Mountains. Almost the best location to be will be those centered high in the mountains. Providing difficult terrain to navigate and highly defensible natural barriers, they will form virtual fortifications for those who dwell inside.

The only burden to those within the confines of the high altitudes will be food. Places like the United States state of Colorado, Europe’s Switzerland, or Asia’s Afghanistan may be highly weaponized populations and able to provide for their own security, but being that all of these exist as part of a globalized network of partnerships for goods and services, they will be without certain valuable, in some cases, live saving commodities. Without some access to large quantities of fresh food, either through subsistence or protected conclaves of agricultural, they will do little better than those who live in the tundra.

So, we’ve eliminated virtually any place on the planet from being somewhere where a nation might do well to survive the end. There is, however, one geographic type which provides those who live there the best set of strategic advantages to survive, both as a population, and without suffering the onslaught of the zombie horde. That would be the islands.

Islands, such as the island of Tristan (the world’s most remote island) can be miles, sometimes thousands of miles from the range of the walking dead… or anything else. Though the dead are dauntless in their trudge across the land, when water comes into play, they suffer the ravages of salt water corrosion, as well as the rotting effects of something saturated in water for days. Presuming a zombie even could walk across the bottom, or perhaps float to the shore, but it would likely dissolve in a matter of days, or be eaten by some unlucky dweller of the deep long before that. Given that, the horde of undead coincidentally all emerging from from the sea to overwhelm a lonely victim seems incredibly unlikely.

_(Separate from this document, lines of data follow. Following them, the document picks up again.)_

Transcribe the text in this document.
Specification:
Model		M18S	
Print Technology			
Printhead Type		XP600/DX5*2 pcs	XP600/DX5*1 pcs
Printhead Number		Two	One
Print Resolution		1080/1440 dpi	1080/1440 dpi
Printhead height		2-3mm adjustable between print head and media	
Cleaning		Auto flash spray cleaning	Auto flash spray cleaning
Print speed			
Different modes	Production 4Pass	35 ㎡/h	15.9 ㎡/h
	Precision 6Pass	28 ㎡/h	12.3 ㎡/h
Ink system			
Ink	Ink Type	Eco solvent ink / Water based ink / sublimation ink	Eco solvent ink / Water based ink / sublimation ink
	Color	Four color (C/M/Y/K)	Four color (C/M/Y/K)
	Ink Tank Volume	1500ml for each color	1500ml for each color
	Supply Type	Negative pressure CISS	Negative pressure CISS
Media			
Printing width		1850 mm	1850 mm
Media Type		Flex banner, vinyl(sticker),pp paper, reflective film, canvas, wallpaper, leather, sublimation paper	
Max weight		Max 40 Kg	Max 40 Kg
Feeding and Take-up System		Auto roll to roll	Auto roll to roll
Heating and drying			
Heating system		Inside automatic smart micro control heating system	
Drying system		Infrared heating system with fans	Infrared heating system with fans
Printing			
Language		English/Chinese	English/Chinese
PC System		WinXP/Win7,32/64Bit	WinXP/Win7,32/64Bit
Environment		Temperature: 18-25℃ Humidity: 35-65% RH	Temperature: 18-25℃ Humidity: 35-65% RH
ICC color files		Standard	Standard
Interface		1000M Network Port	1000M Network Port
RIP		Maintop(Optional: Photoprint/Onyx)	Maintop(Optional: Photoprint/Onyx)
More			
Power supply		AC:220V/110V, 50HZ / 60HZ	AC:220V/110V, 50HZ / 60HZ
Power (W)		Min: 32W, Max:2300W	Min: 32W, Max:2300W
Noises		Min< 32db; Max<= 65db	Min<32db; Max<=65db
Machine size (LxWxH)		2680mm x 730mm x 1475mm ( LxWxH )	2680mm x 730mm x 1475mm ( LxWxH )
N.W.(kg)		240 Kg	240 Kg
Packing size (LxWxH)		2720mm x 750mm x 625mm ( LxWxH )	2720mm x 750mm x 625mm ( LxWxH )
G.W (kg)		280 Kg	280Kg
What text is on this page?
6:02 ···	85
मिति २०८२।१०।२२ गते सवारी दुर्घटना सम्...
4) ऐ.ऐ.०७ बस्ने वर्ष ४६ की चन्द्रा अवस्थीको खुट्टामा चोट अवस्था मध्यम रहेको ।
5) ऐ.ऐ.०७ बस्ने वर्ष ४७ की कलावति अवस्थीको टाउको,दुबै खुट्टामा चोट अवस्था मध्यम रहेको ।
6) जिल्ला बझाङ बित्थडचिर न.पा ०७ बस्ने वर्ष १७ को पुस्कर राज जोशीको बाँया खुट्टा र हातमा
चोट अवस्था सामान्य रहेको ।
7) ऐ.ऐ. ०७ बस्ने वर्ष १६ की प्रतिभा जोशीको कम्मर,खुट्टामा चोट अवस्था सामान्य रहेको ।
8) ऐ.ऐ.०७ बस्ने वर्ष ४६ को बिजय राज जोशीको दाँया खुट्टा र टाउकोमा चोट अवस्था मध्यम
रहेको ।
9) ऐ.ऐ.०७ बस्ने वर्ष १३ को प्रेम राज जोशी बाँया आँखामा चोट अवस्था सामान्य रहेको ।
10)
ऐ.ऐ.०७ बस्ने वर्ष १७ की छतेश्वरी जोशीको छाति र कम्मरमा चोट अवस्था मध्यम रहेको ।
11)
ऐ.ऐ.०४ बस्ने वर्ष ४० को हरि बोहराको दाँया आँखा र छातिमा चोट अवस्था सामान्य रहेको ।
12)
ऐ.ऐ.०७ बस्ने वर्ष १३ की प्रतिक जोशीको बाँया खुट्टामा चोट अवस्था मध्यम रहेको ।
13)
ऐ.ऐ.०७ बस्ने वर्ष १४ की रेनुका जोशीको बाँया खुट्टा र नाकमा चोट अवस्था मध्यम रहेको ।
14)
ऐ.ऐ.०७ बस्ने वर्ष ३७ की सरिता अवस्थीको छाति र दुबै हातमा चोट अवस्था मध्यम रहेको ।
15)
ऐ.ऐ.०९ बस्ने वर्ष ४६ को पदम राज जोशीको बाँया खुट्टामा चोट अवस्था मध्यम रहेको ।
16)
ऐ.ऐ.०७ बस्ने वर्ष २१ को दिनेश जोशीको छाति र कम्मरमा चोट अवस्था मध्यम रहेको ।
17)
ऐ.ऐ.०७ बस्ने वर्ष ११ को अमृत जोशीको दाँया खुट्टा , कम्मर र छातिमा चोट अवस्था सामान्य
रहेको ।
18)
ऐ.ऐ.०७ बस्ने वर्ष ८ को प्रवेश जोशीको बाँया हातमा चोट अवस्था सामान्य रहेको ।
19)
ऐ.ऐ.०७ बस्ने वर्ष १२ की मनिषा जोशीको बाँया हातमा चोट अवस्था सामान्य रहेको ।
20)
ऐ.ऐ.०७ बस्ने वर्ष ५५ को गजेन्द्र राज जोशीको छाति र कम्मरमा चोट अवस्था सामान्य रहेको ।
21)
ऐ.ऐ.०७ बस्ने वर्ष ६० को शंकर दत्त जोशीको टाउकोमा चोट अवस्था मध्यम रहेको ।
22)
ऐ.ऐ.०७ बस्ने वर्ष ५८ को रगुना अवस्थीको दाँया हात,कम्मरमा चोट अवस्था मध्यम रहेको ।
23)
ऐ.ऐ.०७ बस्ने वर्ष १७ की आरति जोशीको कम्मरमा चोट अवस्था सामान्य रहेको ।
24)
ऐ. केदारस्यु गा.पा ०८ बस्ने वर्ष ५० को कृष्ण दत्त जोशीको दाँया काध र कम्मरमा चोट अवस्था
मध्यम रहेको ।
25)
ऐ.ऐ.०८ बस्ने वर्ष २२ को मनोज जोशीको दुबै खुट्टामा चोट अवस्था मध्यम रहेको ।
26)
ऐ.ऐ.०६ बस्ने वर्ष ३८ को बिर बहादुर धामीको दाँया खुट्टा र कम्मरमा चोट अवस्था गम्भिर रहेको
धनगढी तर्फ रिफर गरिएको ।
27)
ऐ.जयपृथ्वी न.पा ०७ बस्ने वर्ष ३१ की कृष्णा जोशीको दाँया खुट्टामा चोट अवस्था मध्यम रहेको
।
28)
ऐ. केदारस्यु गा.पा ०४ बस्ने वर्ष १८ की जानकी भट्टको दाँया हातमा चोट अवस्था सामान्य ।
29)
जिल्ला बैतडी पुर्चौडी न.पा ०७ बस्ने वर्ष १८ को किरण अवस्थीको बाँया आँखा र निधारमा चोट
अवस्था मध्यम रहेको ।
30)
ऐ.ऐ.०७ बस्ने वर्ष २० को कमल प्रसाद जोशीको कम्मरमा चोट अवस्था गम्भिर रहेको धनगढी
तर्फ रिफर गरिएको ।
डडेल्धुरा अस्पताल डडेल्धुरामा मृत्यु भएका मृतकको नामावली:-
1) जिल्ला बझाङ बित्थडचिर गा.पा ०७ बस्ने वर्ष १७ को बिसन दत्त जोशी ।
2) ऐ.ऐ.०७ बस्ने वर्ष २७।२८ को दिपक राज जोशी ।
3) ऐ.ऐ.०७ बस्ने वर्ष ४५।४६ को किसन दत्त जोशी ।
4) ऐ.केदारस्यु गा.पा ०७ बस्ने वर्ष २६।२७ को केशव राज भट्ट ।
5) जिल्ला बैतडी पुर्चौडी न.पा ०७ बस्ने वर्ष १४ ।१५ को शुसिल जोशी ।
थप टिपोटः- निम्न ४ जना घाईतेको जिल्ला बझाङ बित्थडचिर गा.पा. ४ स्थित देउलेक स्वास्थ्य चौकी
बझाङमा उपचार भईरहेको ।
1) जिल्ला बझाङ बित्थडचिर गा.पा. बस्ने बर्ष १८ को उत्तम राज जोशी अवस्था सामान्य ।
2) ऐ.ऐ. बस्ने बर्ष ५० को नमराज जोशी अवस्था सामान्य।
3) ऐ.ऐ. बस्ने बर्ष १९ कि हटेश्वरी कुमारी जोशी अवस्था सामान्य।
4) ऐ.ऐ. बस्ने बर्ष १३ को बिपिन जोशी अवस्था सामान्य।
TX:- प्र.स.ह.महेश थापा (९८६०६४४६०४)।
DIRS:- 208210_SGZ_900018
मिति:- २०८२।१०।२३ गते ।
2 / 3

Islands also possess another advantage to their inhabitants, being a long field of view. Many islands in the sea are really just the peaks of massive underwater mountains, mountains which reach up above the water and sometimes, high into the sky. These mountains, as previously stated, offer a wide view. Seeing out miles and miles to the sea gives their inhabitants hours to prepare for what little may be able to come, where others living in places listed above, might have only minutes, or even seconds, to deal with a mountain of very, very bad things.

Last, and perhaps most important, many islands are sustainable by growing fruit and vegetables on their own. This means that those who survive, can afford to last a while, at least until plans can be made. Granted, most islands today sustain their large populations thanks to huge amounts of imports… so that’s going to be rough to get through, but a slow starvation of some isn’t the same as becoming food for others. That said, many islands are capable of self-sustainment, as they have been for generations before the dawn of modern shipping. Those that can make the transition, we will see them do well in the Age of the Undead.